Currently our AMI generation process for generic-worker relies on mechanics provided by EC2 to bootstrap our instances. We have some magic to get logs from this process into taskcluster logs, and it is tricky for the process which snapshots the instance to produce the AMI to know whether the installation steps were successful or not. Also the code to set up the environment needs to install the worker itself, which means it is possible for this to go wrong and to produce AMIs for workers that don't actually have the worker installed and functioning on them.
This idea I had was pretty vague, but I'm dumping it here initially so that I can iterate on it, and others can join in with the conversation if they wish.
Imagine that instead we would bootstrap base images of a particular OS with generic-worker. When Bug 1439588 - Add feature to support running Windows tasks in an elevated process (Administrator) lands, we could introduce a mechanism that, given necessary scopes, a user could submit a job which installs packages / performs environment setup in a task directly as Administrator, and then cloud-specific mechanism that snapshots the instance and produces an image for the worker type. This could be used as a mechanism for people to customise the worker types.
The workflow could look something like this:
- Base image worker types are created, running generic-worker, with nothing else installed on them. The worker type name may be something like "win2012r2-base" if it is say running Windows Server 2012 R2
- A task is submitted to win2012r2-base with a scope-protected feature enabled (
"features": [ "createWorkerType" ]) in the task payload ("scopes": ["generic-worker:create-worker-type:<provisioner>/<workerType>"]). - This task installs tools etc, and either resolves successfully if all went well, or fails if it did not.
- The task could publish some artifacts with metadata about the changes it applied
- Instead of the worker rebooting as normal after task completion, it simply shuts down.
- Something external waits for the shutdown, takes an image, processes the task artifacts with the metadata, and creates (or updates) a worker type definition to use the newly generated image(s).
I'm not 100% sure about all this at the moment, this is very much a brainstorming exercise around the idea, but the objectives I was trying to achieve were:
- To have some neutral mechanism that is cloud-independent, for executing install steps on a worker environment. Currently we rely on passing userdata and the ec2 config service reading it, and executing it. Using this proposal, we'd have a cloud-agnostic way of applying installation steps
- It never sat well with me that defining a worker environment involved installing the generic-worker and configuring it too. This separates the two responsibilities rather well, so installation of toolchains etc is defined/implemented in a different context to the setup and management/configuration of the worker
- It makes it simple to see whether an environment bootstrapping process was successful or not, since the task can simply resolve with success or failure depending on any checks it makes.
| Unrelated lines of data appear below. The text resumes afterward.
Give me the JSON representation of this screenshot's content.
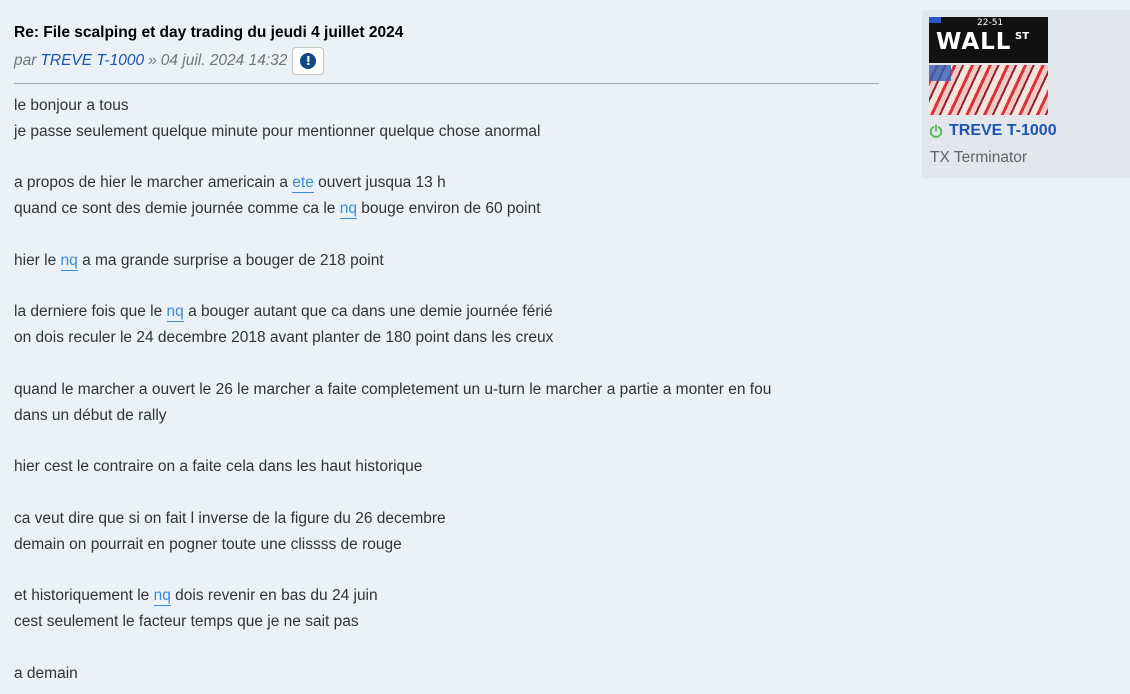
{
  "post": {
    "title": "Re: File scalping et day trading du jeudi 4 juillet 2024",
    "by_label": "par",
    "author": "TREVE T-1000",
    "separator": "»",
    "date": "04 juil. 2024 14:32",
    "report_icon": "report-icon"
  },
  "content": {
    "line01": "le bonjour a tous",
    "line02": "je passe seulement quelque minute pour mentionner quelque chose anormal",
    "line04a": "a propos de hier le marcher americain a ",
    "line04_kw": "ete",
    "line04b": " ouvert jusqua 13 h",
    "line05a": "quand ce sont des demie journée comme ca le ",
    "line05_kw": "nq",
    "line05b": " bouge environ de 60 point",
    "line07a": "hier le ",
    "line07_kw": "nq",
    "line07b": " a ma grande surprise a bouger de 218 point",
    "line09a": "la derniere fois que le ",
    "line09_kw": "nq",
    "line09b": " a bouger autant que ca dans une demie journée férié",
    "line10": "on dois reculer le 24 decembre 2018 avant planter de 180 point dans les creux",
    "line12": "quand le marcher a ouvert le 26 le marcher a faite completement un u-turn le marcher a partie a monter en fou",
    "line13": "dans un début de rally",
    "line15": "hier cest le contraire on a faite cela dans les haut historique",
    "line17": "ca veut dire que si on fait l inverse de la figure du 26 decembre",
    "line18": "demain on pourrait en pogner toute une clissss de rouge",
    "line20a": "et historiquement le ",
    "line20_kw": "nq",
    "line20b": " dois revenir en bas du 24 juin",
    "line21": "cest seulement le facteur temps que je ne sait pas",
    "line23": "a demain"
  },
  "profile": {
    "avatar_top_number": "22-51",
    "avatar_sign_text": "WALL",
    "avatar_sign_suffix": "ST",
    "name": "TREVE T-1000",
    "rank": "TX Terminator",
    "status_icon": "online-icon"
  },
  "colors": {
    "background": "#eaf1f7",
    "profile_background": "#e1e7ec",
    "link": "#1f54b0",
    "keyword_link": "#3b8bd6",
    "online": "#5cb85c"
  }
}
Previously we had no easy way to communicate from the installation process that the bootstrapping process was successful or not, and so AMIs could get produced even if the installation steps had failed. This was because the process that created the AMIs ran on a separate machine and had no easy way to get context back from the process running in the ec2 config service.
- It hopefully introduces a nice separation that will make it easier in future for us to move the environment bootstrapping in-tree into gecko.
- It uses existing frameworks for authorizing who/what can create AMIs (taskcluster auth), track logs from the process (task artifacts), and meet demands of running at scale by running taskcluster tasks.